Another factor which clearly indicates that Section 73 of the Code gives a power to the Magistrate to issue warrant of arrest  and that too during investigation is evident from the provisions of part C' of Chapter VI of the Code, which we have earlier adverted  to. Needless to say the provisions of proclamation and attachment as envisaged  therein is to compel the  appearance of  a person  who is  evading arrest. Now, the  power of  issuing a  proclamation under Section 82 (quoted earlier) can be exercised by a Court only in respect of a  personagainst whom a warrant has been issued by it’. In other  words, unless the  Court  issues  a warrant the provisions of Section 82, and the other Sections that follow in that part, cannot be invoked in a situation where inspite of its best effects the police cannot arrest a person under Section 41.  Resultantly, if  it has  to take  the  coercive measures for  the apprehension of such a person it has to approach the  Court to issue warrant of arrest under Section 73; and if need  be to invoke the provisions of part C' of Chapter VI.  [Section 8 (3) in case the person is accused of an offence under TADA] Lastly, we may refer  to Section 90, which appears in partD’ of Chapter VI of the Code and expressly states that the provisions contained in the Chapter relating to a summon and warrant,  and their issue, service and execution  shall, so far as may be, apply to every summon and every warrants of arrest  issued under the Code. Therefore, when  a Court issues a  warrant of  arrest, say  under Section  155 of the Code, any  steps that  it  may have  to  subsequently take relating to that warrant of arrest can only be under Chapter

VI. Now that  we have found that Section 73 of the Code is of  general application  and     that  in course of the investigation a Court can  issue a  warrant in  exercise of power there under  to apprehend, interalia, a person who is accused of  a non-bailable offence and is evading arrest, we need answer the related question as to whether such issuance of warrant can be for his  production before the police in aid  of investigation. It cannot be gainsaid that a Magistrate plays, not infrequently, a role during investigation, in that, on the prayer of the Investigating Agency he holds a  test identification parade, records the confession of  an accused  or the statement of a witness, or takes or  witnesses the taking of specimen handwritings etc. However,  in   performing  such or  similar  functions the Magistrate does not exercise judicial discretion like while dealing with  an accused  of a non-bailable offence  who is roduced before him pursuant to a warrant of arrest issued under Section  73. On  such production, the Court may either release him  on bail  under Section 439 or authorise his detention in  custody (either police or  judicial)  under Section 167  of the  Code. Whether  the Magistrate, on being moved by the Investigating Agency, will entertain its prayer for police  custody will be at his sole discretion which has to be  judicially exercised  in accordance  with Section 167 (3) of the Code.  Since warrant  is and  can be  issued for appearance before  the Court  only and not before the police and since  authorisation for  detention in police custody is neither to  be given  as a  matter of course nor on the mere asking of  the police, but only  after exercise of judicial discretion based  on materials placed before him, Mr. Desai was not absolutely right  in his submission that warrant of arrest under  Section 73  of the Code could be issued by the Court solely  for the  production of  the accused before the police in aid of investigation.

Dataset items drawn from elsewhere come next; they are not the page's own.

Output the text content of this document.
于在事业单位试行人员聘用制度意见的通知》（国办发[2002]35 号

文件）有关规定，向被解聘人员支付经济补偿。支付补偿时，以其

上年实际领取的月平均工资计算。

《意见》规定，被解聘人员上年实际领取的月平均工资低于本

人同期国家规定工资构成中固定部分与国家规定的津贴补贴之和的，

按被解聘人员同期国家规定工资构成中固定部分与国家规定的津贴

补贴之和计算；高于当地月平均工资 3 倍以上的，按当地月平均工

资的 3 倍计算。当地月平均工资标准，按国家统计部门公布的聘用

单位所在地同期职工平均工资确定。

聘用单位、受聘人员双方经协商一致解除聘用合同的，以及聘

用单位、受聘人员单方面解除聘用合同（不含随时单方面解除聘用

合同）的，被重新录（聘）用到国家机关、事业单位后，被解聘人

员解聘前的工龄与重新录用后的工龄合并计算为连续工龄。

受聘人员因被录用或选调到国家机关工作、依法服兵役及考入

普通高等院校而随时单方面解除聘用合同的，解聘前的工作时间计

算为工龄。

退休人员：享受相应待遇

On the conclusions as above we allow these appeals, set aside the  impugned order and direct the Designated Court to dispose of  the three  miscellaneous  applications  filed  by C.B.I in  accordance with law and in the  light  of the observations made herein before.

Before parting  with this judgment was place on record our deep appreciation for the valuable assistance rendered by Mr. Desai and Mr. Sibal in deciding the issue involved in these appeals.